Secret Smile could be a Fatal Attraction (1987) with the sexes reversed. It is almost a Fatal Attraction updated to the Sex and the City (1998-2004) era of cosmopolitan women. Secret Smile was produced as a two-part tv mini-series by the UK’s Granada Television. It was based on a book Secret Smile (2003) by Nicci French, a husband-wife writing team (Nicci Gerrard and Sean French) who specialise in psycho-thrillers.

The attention-drawing piece of casting at the centre of the mini-series is that of David Tennant, best known as the tenth incarnation of Doctor Who (1963-89, 2005– ), as the disturbed ex-boyfriend. Moreover, Tennant plays the part employing the same cockily nonchalant cheer that he does as The Doctor, but twisting it towards a decidedly sinister undertow. At one point during the party held to announce his engagement to Claire Goose, he approaches Kate Ashfield while the others are away and smilingly tells her: “I was just looking at your mouth … and thinking I’d come into that mouth.” Perhaps the one thing we do not gain is any insight into is how Tennant manages to wield such hyper-charm on so many people throughout – all of whom seem to have switched off their safety regulations about strangers. There are also fine performances from both Kate Ashfield and Claire Goose as the two sisters.

Secret Smile is directed by veteran British director Christopher Menaul, who was also responsible for works such as Prime Suspect (1991), Fatherland (1994), The Passion of Ayn Rand (1999), See No Evil: The Moors Murders (2006) and Killing Jesus (2015). We get a fine sense of Kate Ashfield continually biting down on what she thinks for the sake of sister Claire Goose as no-one else around her can see or is even willing to countenance the things that she knows about David Tennant. Especially good is a family dinner scene where she wheels out all the evidence she has gathered against Tennant and he effectively manages to turn it around or minimise it to make it seem that the real problem is her resentment. The story more than effectively draws us in inside Kate Ashfield’s obsession to frequent points where it can pull back and make us realise that, even though she might be right in what she believes, she has become unbalanced in her single-minded obsession.

It is this that leaves one balking at the final solution to the problem that Kate Ashfield pulls off. [PLOT SPOILERS]. One where she, along with the help of David Tennant’s current woman (Keira Malik), conspire to make police think that Tennant has murdered her. Here the film has us swallow the fact that it is acceptable for the heroine to conduct a major fraud and frame a man to go to jail for life. Her only real reason for perpetrating this is that she merely believes he may have murdered her best friend (something that police can find no evidence of) and pushed her brother to stop taking his meds, which made him suicidal, all over a relationship that lasted for ten days. While Kate Ashfield is an entirely sympathetic character throughout, when the steadiness of the evidence is looked at in a more rational light, you cannot help but wonder who the unbalanced one was.
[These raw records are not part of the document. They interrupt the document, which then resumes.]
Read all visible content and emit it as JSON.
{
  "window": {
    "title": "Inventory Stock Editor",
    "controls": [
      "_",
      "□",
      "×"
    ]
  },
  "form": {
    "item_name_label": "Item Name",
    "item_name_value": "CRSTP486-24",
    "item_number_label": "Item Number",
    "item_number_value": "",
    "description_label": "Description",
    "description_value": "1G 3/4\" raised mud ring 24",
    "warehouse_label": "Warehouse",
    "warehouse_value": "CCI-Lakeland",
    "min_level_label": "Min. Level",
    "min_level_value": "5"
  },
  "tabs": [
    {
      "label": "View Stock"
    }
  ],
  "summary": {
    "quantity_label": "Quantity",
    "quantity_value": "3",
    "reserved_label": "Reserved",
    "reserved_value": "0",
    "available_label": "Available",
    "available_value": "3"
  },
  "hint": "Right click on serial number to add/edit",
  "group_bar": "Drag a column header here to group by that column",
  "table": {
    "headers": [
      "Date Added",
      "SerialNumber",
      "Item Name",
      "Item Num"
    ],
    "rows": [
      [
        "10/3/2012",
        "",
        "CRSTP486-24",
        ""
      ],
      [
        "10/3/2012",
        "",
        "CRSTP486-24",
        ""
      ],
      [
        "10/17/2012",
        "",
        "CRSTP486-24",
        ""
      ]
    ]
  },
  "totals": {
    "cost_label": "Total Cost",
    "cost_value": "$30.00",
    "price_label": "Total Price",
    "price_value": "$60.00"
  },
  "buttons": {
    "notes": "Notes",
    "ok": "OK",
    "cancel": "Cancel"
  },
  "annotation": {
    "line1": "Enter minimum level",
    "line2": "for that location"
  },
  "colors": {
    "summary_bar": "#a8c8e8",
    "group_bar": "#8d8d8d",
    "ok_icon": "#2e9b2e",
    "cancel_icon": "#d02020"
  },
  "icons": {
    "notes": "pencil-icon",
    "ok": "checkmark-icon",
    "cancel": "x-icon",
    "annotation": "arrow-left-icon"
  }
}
Christopher Menaul has been a regular director in British tv since the 1970s, mostly known for the acclaimed British mini-series Prime Suspect (1991) and Killing Jesus (2015). He has occasionally touched on other genre material such as the alternate history film Fatherland (1994), the biopic The Passion of Ayn Rand (1999) and the true-crime mini-series See No Evil: The Moors Murders (2006).